Die Patrouillengänge der wenigen Wachen, die an Weihnachten 1950 die Abtei von Westminster hüteten, wussten Ian Hamilton, Gavin Vernon, Kay Matheson und Alan Stuart zu umgehen. Den 152 Kilo schweren Stein unfallfrei aus seiner Halterung im „Coronation Chair“ zu entfernen, erwies sich jedoch als unlösbare Aufgabe: Er fiel zu Boden – und brach entzwei.
Reichlich unspektakulär kommt der Gesteinsblock aus Old-Red-Sandstein, dessen Herkunft Geologen in der Gegend um Scone verortet haben, auf den ersten Blick daher. So grob, beinahe nachlässig, behauen ist er, dass es Experten bis heute schwerfällt, die Arbeit zu datieren. Doch nicht nur die Arbeit des Steinmetzes war von keiner besonders hohen Qualität. Zahlreiche Beschädigungen weisen darauf hin, dass nicht immer sorgsam mit dem Stein umgegangen wurde. Nicht zuletzt weisen Anzeichen der Verwitterung darauf hin, dass er zumindest einen Teil seines Lebens an einem Ort aufbewahrt wurde, an dem er den Einflüssen von Wind und Regen ausgesetzt war. Und doch hat dieser seltsame Stein eine besondere Bedeutung – nur was für eine?

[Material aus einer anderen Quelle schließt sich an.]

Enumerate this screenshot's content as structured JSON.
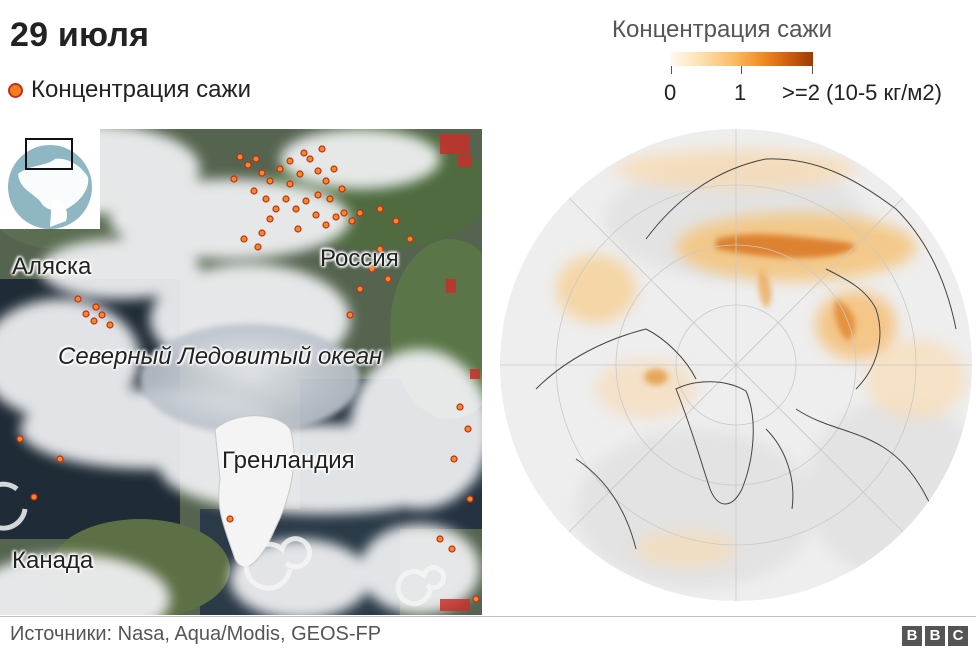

Darüber, wie schottische Königserhebungen im Mittelalter abliefen, geben die zeitgenössischen Quellen nur wenig Auskunft. Erst die um 1285 entstandenen „Gesta Annalia“ liefern einen ausführlichen Bericht, der die 1249 erfolgte Inthronisierung von Alexander III. schildert. Darin heißt es, dass die Magnaten und Prälaten des Königreiches den erst siebenjährigen Jungen zu einem Kreuz auf dem Friedhof von Scone Abbey (im heutigen schottischen District Perth and Kinross, rund 80 Kilometer nordwestlich von Edinburgh) geführt und ihn dort auf einen Stuhl („cathedra“) gesetzt hätten.
Der Bischof von St. Andrews und seine Assistenten hätten ihn anschließend geweiht („consecrarunt“), die schottischen Magnaten daraufhin das Knie gebeugt und ihm ihre Gewänder zu Füßen gelegt. Zuletzt habe ihn ein Schotte aus den Highlands („scotus montanus“) auf Gälisch als König begrüßt und ihm die Reihe seiner Vorgänger aufgezählt.
Neben dem befremdlichen Krönungsort auf dem Friedhof fällt an der Erzählung vor allem auf, was nicht geschah: Weder wurde der Junge gekrönt, noch wurde er gesalbt – und beides hatte seine Gründe. Zum einen spielte eine Krone im schottischen Königtum lange überhaupt keine Rolle. Erst Alexander II. (reg. 1214–1249) ließ sich mit einer Krone abbilden. Bei der Krönung seines Sohnes kam diese dennoch nicht zum Einsatz.
Was die Salbung angeht, so gestaltete sich die Sache noch etwas schwieriger. Wohl wissend, dass sie als Symbol des Gottesgnadentums ein wichtiges Zeichen seiner Souveränität als Herrscher war, hatte Alexander II. beim Papst um die Erlaubnis gebeten, gesalbt zu werden. Doch vergeblich: Zu groß waren die Zweifel des römischen Bischofs, dass Alexander wirklich ein König von Gottes Gnaden war – und nicht dem englischen König untertan.